L’article intitulé “RDC : Kinshasa et l’AFC/M23 signent ce 11 novembre un accord de raccroc à Doha” et rédigé par Hubert Leclercq a été vu près de 2000 fois sur le site de ce médias belge.
Lire la suite : Non, il n’est pas prévu pour l’instant (11 novembre à 22:30) la signature d’un texte commun entre les délégations de Kinshasa et de l’AFC/M23 à DohaProgramme non encore annoncé aux parties concernées
Dans sa démarche de vérification, Congo Check s’est entretenu avec le gouvernement congolais et la plateforme politico-militaire AFC/M23 afin de savoir s’ils vont signer un texte commun ce 11 novembre à Doha. Toutes ces deux parties concernées par ladite signature ont indiqué à Congo Check que pareil programme n’est prévu. “Elle n’est pas correcte” a réagi Patrick Muyaya, ministre congolais des médias et communication, également porte-parole du gouvernement congolais. Il réagissait à la question de Congo Check, qui voulait savoir si l’information rapportée par La Libre Afrique était avérée.

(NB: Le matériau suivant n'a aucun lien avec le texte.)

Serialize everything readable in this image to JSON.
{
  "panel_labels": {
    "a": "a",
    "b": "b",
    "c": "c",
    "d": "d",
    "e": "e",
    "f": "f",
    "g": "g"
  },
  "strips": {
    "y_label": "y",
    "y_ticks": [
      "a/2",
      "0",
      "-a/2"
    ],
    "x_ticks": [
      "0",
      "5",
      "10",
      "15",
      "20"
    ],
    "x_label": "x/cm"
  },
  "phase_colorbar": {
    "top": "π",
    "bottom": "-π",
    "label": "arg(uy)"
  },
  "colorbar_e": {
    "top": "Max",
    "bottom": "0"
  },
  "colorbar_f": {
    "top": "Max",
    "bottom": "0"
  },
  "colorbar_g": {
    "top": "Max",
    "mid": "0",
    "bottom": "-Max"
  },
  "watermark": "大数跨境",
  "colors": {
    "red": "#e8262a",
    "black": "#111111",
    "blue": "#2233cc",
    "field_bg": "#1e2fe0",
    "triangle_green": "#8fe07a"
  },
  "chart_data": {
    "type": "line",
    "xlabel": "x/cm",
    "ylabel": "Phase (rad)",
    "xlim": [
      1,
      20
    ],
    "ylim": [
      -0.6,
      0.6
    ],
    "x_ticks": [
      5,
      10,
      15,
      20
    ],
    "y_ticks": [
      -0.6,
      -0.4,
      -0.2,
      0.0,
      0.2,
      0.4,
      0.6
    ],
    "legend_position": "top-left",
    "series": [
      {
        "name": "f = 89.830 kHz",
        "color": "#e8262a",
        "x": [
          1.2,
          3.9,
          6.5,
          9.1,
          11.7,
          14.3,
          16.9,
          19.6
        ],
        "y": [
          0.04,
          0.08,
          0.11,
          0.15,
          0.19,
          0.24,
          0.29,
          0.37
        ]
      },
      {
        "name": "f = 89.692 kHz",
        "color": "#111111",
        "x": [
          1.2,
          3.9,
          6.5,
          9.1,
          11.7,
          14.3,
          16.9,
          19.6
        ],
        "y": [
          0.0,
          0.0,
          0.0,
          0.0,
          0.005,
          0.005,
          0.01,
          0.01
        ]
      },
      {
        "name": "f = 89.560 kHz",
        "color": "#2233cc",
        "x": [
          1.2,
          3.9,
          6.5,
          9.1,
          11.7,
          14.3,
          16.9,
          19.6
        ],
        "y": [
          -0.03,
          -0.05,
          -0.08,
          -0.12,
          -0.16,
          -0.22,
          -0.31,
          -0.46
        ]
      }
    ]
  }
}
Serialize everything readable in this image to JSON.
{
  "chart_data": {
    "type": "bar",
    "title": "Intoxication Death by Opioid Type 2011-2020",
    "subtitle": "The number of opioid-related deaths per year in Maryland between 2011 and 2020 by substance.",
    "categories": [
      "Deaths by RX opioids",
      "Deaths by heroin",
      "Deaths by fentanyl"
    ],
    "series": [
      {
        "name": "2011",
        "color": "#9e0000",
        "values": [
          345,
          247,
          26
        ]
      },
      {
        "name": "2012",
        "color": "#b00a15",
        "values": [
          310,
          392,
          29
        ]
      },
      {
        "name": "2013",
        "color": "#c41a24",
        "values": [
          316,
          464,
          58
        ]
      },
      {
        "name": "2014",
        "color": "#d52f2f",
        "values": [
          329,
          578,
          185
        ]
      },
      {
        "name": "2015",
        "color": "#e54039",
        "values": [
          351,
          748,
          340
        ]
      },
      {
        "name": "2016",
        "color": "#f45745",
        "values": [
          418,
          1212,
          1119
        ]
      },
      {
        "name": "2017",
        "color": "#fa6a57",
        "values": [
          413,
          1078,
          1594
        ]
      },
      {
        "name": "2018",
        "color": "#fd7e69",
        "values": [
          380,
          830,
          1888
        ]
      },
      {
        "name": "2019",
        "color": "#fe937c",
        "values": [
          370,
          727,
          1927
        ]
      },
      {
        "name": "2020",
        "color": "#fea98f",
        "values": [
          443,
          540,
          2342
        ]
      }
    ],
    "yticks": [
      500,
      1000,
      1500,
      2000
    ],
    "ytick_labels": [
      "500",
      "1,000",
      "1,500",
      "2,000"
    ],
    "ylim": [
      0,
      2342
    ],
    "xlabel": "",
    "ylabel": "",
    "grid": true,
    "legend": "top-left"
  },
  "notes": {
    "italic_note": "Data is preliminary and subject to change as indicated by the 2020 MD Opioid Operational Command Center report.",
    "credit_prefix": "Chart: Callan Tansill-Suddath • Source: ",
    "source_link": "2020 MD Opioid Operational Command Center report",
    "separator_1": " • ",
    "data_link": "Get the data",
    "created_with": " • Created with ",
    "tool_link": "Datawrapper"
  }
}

De son côté, Bertrand Bisimwa, président du Mouvement du 23 Mars et coordonnateur adjoint chargé des questions politiques et diplomatiques de l’Alliance Fleuve Congo dit n’être pas au courant d’un tel programme. «Je n’ai pas cette information» dit-il en réponse à Congo Check.
Jean-Pierre Alumba Lukamba, assistant3 principal de Corneille Nangaa, coordonnateur de l’Alliance Fleuve Congo et membre de la délégation de l’AFC/M23 au processus de Doha a quant à lui qualifié de faux l’annonce d’une signature d’un texte commun annoncé par La Libre Afrique.
La crise sécuritaire dans la partie orientale de la République démocratique du Congo est au cœur de plusieurs initiatives politiques tant à Washington (accord entre la RDC et le Rwanda), processus de Doha (entre le gouvernement congolais et l’AFC/M23) et l’initiative de Lomé porté par l’Union Africaine dans le but de mettre fin à l’escalade régionale qu’emprunte cette crise. Malgré les avancées sur ce plan diplomatique, des progrès sont insignifiants sur le terrain où le cessez-le-feu permanent signé entre les deux parties et recommandé dans toutes les démarches diplomatiques n’est pas appliqué sur les différentes lignes de fronts.